What about the 180,000+ people who are dead because Trump didn't deal with Covid effectively? Do their lives matter?
What about the children and parents that Trump has separated. Do their live matter?
What about the people who have health care through the ACA, which Trump is trying to destroy, and will destroy if he gets a second term? Do their lives matter?
What about the people dying of air pollution, because Trump is eliminating EPA limits on pollution? Do their lives matter?
What about the farmers, who's income was destroyed because of Trump's trade war with China? Do their lives matter?
Barry Kort My standard of living hasn't changed very much in 65 years. No president, in a matter of four short years, has the power to substantively change an entire country's standard of living.
But a pandemic that is poorly managed can degrade the standard of living for a substantial portion of the population — especially the working poor.
Barry Kort Although you won't find the phrase "hypothesis testing" or "working hypothesis" in the scriptures, it's in there. A surprising number of modern scientific principles are in there, if you know how to recognize them when you see them employed in context.
There is one especially famous passage in the New Testament where Jesus challenges his interlocutor on his lack of hypothesis testing in regard to a notorious example of scandalizing political rhetoric.
Who here can spot it?
Susanna Starrett Barry! Oh no, we must not demonize the wealthy! What was I thinking? Who will think of THEM? Shame on me for pointing that out.
I never said who I was voting for, but this centrist thread has me thinking of leaving the box blank. After all, my vote is meaningless unless it supports your narrative. Right?
I’ll see myself out Nancy. I don’t appreciate being ganged up on by your nice friends. You people keep attacking the left and wonder why we have fascism. Oy vey. Toodles and happy voting!
David R. Whitlock Susanna Starrett Demonizing the wealthy will be ineffective at producing the change that you seem to indicate that you want.
The only things that will produce change, are 'effective things'.
Not voting is not an 'effective thing'.
Do you want actual change, or do you want to send ineffectual signals?
Barry Kort Susanna, I could care less who you vote for.
What I care about (in this discussion thread and elsewhere in human culture) is whether our species can acquire the faculties of evidence-based reasoning, insightful scientific model-based reasoning, and conscientious hypothesis testing in accordance with the protocols of the scientific method.
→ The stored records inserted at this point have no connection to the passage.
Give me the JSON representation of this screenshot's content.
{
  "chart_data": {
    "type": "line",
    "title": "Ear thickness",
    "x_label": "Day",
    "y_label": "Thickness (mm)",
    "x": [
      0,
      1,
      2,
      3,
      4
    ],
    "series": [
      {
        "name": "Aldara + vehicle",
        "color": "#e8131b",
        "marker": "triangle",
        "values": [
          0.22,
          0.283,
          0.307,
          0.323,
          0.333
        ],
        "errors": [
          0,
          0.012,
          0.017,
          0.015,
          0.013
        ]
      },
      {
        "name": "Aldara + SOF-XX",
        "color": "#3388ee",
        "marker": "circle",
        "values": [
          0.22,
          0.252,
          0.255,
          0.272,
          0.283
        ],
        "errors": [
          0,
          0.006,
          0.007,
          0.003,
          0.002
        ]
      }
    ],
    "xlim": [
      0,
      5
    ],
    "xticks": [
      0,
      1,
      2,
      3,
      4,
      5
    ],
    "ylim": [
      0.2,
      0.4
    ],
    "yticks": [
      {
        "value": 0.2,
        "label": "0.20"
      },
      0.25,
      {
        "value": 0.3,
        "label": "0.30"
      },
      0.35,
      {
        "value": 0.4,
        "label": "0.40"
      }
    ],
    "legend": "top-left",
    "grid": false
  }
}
Whenever I encounter someone who radically departs from those essential conscientious practices, I consider it a "teachable moment" (not so much for any intransigent individuals who are demonstrating a lamentable disregard for practicing those desirable traits, but for the curious non-participating observers who are reluctant to openly challenge the vocal but misguided few who have descended into habitual acts of propagating misinformation, disinformation, and demonizing portraiture of their colleagues on the other side of the aisle).
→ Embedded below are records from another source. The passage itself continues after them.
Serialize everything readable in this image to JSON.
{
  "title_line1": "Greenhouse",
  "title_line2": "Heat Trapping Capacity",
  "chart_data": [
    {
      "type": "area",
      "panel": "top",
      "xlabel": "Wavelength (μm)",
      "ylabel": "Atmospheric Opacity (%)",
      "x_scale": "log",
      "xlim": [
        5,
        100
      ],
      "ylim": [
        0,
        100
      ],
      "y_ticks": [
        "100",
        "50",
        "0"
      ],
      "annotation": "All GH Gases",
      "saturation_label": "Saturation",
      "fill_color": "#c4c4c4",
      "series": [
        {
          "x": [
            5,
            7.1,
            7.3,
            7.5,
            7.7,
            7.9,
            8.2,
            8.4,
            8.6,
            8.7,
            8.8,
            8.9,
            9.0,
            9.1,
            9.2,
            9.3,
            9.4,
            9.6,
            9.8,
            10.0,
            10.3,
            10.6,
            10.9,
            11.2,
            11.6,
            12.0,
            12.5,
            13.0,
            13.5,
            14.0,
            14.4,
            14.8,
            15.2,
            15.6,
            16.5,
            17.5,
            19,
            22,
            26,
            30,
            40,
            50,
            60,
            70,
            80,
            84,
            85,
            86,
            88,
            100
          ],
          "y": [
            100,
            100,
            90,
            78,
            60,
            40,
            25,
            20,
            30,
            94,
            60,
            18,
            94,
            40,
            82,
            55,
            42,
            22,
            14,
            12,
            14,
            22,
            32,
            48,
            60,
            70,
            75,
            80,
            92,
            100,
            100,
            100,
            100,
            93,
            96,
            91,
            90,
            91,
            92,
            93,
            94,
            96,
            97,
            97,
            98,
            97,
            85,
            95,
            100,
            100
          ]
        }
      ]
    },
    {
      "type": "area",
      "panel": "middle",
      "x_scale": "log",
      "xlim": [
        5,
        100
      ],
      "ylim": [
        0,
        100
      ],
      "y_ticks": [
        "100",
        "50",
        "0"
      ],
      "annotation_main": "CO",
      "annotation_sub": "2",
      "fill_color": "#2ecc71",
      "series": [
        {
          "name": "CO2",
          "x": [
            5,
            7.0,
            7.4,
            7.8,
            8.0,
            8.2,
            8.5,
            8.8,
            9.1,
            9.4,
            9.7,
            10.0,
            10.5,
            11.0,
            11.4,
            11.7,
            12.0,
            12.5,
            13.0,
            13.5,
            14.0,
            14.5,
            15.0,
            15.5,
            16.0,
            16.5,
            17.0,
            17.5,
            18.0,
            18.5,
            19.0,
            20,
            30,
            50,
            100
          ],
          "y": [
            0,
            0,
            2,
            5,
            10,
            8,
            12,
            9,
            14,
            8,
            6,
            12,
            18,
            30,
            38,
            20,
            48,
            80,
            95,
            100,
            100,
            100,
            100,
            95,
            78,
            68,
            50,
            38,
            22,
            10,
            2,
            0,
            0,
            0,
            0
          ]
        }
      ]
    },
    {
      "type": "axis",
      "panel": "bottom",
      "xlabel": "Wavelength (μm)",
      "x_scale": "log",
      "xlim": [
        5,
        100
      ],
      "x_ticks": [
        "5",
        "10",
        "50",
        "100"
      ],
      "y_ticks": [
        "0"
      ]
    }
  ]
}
Indeed, this topical issue could well become the subject of a colleague of mine who has threatened to write yet another book on this very issue.
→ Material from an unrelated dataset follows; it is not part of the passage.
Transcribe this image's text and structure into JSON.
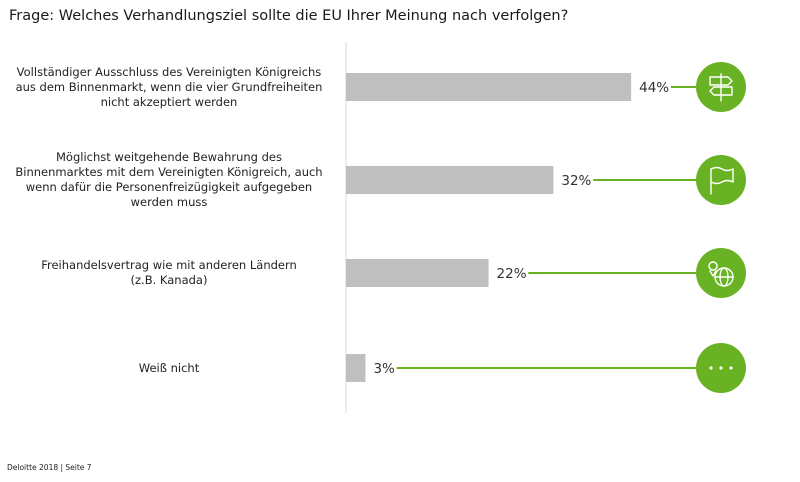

John McLaughlin Susanna Starrett, no one is trying to shame here (at least I'm not). You're making accusations without evidence. You can choose to vote for whomever you wish or for no one at all, of course, that is your perfect and protected right as an American citizen. There's no question about that. But as a thinking person, we're just reminding you that your vote, as all our votes in the past and in the future, have consequences. Sometimes those consequences are minor--to the point of being not measurable. Sometimes those consequences are major--like the few thousand people in Wisconsin, Pennsylvania, and Michigan who decided that they couldn't vote for Clinton. They are the ones whose votes gave us trump. If you live in a safe blue state, then your vote probably doesn't have any consequences. If you, like me, live in an unattainable red state, then your vote probably doesn't have any consequences. I've voted for Republicans when I weighed the consequences of that particular Democrat getting elected to Congress. But no vote should ever be cast without weighing the consequences.